The problem that this causes practically is that you will be losing wages, quite possibly and bills maybe mounting because of your injuries.
I assume that this is why many of the offers that you currently see advertised by solicitors of payments up front may seem attractive to needy clients.
It should be remembered however that an interim payment should be obtained in any event if the Claimant’s case is a strong one. In road traffic accidents run under the MOJ portal the Defendants are required to make interim payments if quantum cannot be agreed.
In other cases, if you have a strong case, an interim payment should be made by the Defendants.
In higher value cases, interim payments are generally more easily and readily obtained provided that there is good communication budgeting and planning. The Defendants have seen that by making interim payments facilitating rehabilitation this allows the Claimant to make the best recovery and this means that the total spent from there might be lessened.
In the vast majority of cases however, sadly, without the co-operation of the Defendant such interim payments cannot be compelled as easily as they should be. This causes frustration for everybody involved and not infrequently it can cause acute financial problems for the Claimant and their family.
I, rather simplistically, take the view that the money your case is worth, is actually your money, not the Defendants. I think that the Defendants representatives, whether they be insurers, claims handlers or Solicitors ought to bear this mind. Funds can and should be released simply and frankly for no other reason than ultimately, they are your damages in any event.
There are of course risks with this and it is never sensible to access too much money too soon (no one would want to find themselves ultimately in a position where they had to repay money to the Defendants) but it does amaze me how reluctant some Defendant insurers and solicitors can be on the point and sometimes regrettably they appear to be given judicial support for their delay/procrastination.
I have a current recent example which highlight the problem. In one case the Defendant had agreed (after I had threatened to issue an application) an interim payment of £5,000. Clearly (see CPR 40.11) payment within a reasonable time frame should be 14 days. When coincidentally the case came before the Court for a management hearing (and notwithstanding the fact that the Defendant had agreed the interim payment and confirmed the same in writing and the documents before the court) 15 days later the judge not only refused to make an order for the interim payment but admonished the Claimant and gave very clear guidance that an application to compel the Defendants would be premature if issued within a further 14 days i.e. the judge endorsed the Defendants procrastination of over a month (14 days from my initial request, 14 days from their concession of payment, a further 14 days from the Court hearing) I wonder if my client’s mortgagee would be quite so willing to defer payments without penalising my client with penalty charges and or interest.

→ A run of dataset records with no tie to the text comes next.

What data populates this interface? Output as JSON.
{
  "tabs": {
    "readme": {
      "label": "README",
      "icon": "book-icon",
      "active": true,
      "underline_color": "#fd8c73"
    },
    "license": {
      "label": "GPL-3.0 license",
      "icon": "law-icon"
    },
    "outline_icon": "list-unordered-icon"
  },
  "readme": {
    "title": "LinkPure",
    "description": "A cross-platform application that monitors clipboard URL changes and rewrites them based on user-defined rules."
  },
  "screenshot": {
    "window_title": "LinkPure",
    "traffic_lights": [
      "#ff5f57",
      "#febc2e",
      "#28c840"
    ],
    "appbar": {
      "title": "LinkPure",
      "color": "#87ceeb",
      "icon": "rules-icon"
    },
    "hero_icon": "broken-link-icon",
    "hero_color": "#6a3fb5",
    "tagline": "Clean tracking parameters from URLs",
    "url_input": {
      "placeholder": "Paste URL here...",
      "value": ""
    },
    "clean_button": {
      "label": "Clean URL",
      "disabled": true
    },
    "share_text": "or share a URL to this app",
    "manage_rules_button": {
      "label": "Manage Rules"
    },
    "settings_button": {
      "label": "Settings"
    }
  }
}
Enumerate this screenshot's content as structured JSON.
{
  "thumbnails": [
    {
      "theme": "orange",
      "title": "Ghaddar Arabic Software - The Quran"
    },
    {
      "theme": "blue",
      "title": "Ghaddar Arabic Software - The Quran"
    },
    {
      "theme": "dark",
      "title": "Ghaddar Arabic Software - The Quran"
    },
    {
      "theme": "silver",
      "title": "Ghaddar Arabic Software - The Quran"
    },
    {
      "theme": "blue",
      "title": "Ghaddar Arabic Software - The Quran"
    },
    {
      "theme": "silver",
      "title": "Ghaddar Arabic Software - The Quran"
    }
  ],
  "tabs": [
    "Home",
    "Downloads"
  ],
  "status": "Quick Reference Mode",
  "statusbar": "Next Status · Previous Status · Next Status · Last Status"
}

A second fine example of judicial buck passing and Defendants frank stupidity is in a fatal road traffic accident I am handling. Not for the first time the Defendants bleated on that whilst they were charged with a criminal prosecution the civil case should be stayed (as though the Defendants human rights ought to take supremacy over the rights of the deceased person or their surviving family).
Surprisingly the Solicitors who had the case before me agreed with the Defendants stance. I did not. Having issued proceedings obtained judgment and requested an interim payment and then applied to the Court for an interim payment the Defendants cross applied seeking a stay on the case, pending the final hearing in the criminal proceedings and then belatedly applied for judgment to be set aside (in the meantime the Defendants actually pleaded guilty to causing death by careless driving!)
For reasons beyond logical comprehension the judge who found himself presented with the various competing applications delayed the interim payment because he suggested that the 45 minutes he had to deal with the complex applications was insufficient.
Maybe it is me, but sometimes if something is blindingly obvious, then all parties and the Court in particular ought to grasp the nettle. The Defendants, their insurers and the judiciary ought to put themselves in the real world and understand the ramifications of their delay in making such payment.